As a frequent visitor to zoos I cannot stand strollers and wagons. I’m not saying not to bring them or use them…with young children you need them! All I’m asking is you be mindful of them.

  • Do not block walkways and pathways – especially on busy summer days it is very frustrating to other visitors when a wagon is blocking half the walkway! Put it on the grass to the side or at least running the same direction as the walkway, not sticking out into the middle!
  • Watch for signs – many pavilions do not allow strollers due to the restricted areas inside to begin with.
  • Bring only what you need – I’ve seen families with two kids and the parents are carting around a huge stroller, a wagon, and three backpacks! There is no need for that much stuff! Not only is it frustrating for everyone else trying to maneuver around you, but what an exhausting day for the parents!

And last but not least…

  • DO NOT USE YOUR STROLLER AS A BULLDOZER! I understand your child wants to see the animals, but maybe it’s a good opportunity to teach patience to your children. Everybody else there paid money to see the exhibits as well, even though I’m over the age of 10 doesn’t mean I don’t get just as exited when the polar bears are playing in the water! Countless times I have felt the pressure to move out of the way after a brief look into an exhibit because the person behind me is continuously bumping me with their stroller or making overly loud comments about how if people moved their child could see – only to move out of the way and discover their child is sound asleep!
  • A better solution?
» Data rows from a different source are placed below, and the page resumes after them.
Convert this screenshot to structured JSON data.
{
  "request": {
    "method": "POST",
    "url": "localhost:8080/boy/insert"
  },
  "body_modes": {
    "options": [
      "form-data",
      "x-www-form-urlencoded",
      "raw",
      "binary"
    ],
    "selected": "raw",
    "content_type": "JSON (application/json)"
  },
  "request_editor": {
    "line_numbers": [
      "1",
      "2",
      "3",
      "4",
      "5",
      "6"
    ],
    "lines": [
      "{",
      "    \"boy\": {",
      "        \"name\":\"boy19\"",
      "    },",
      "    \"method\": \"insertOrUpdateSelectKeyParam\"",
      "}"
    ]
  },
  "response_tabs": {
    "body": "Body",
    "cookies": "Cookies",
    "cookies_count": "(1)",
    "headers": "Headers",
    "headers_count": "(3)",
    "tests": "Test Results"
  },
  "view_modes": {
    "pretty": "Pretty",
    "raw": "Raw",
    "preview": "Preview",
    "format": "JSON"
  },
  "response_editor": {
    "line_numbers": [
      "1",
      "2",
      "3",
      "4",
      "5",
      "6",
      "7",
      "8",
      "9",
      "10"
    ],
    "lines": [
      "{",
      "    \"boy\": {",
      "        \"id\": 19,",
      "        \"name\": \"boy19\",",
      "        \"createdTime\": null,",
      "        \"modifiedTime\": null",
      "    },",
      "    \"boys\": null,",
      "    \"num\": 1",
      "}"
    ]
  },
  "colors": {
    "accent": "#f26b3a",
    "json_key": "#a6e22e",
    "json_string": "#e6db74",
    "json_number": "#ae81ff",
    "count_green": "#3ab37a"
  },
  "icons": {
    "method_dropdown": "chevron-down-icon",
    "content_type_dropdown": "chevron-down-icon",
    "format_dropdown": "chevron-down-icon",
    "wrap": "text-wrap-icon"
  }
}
If there is more than one adult have one hang back out of the way with the belongings and have one parent take the children up to see the animals.

If you are already mindful of your strollers and wagons I thank you. I am not by any means saying every person with a stroller in a zoo is a jerk! And seeing how I do not have children I don’t really know what it is like trying to cart around a child in a busy location…but I do know what it’s like as a frustrated fellow visitor.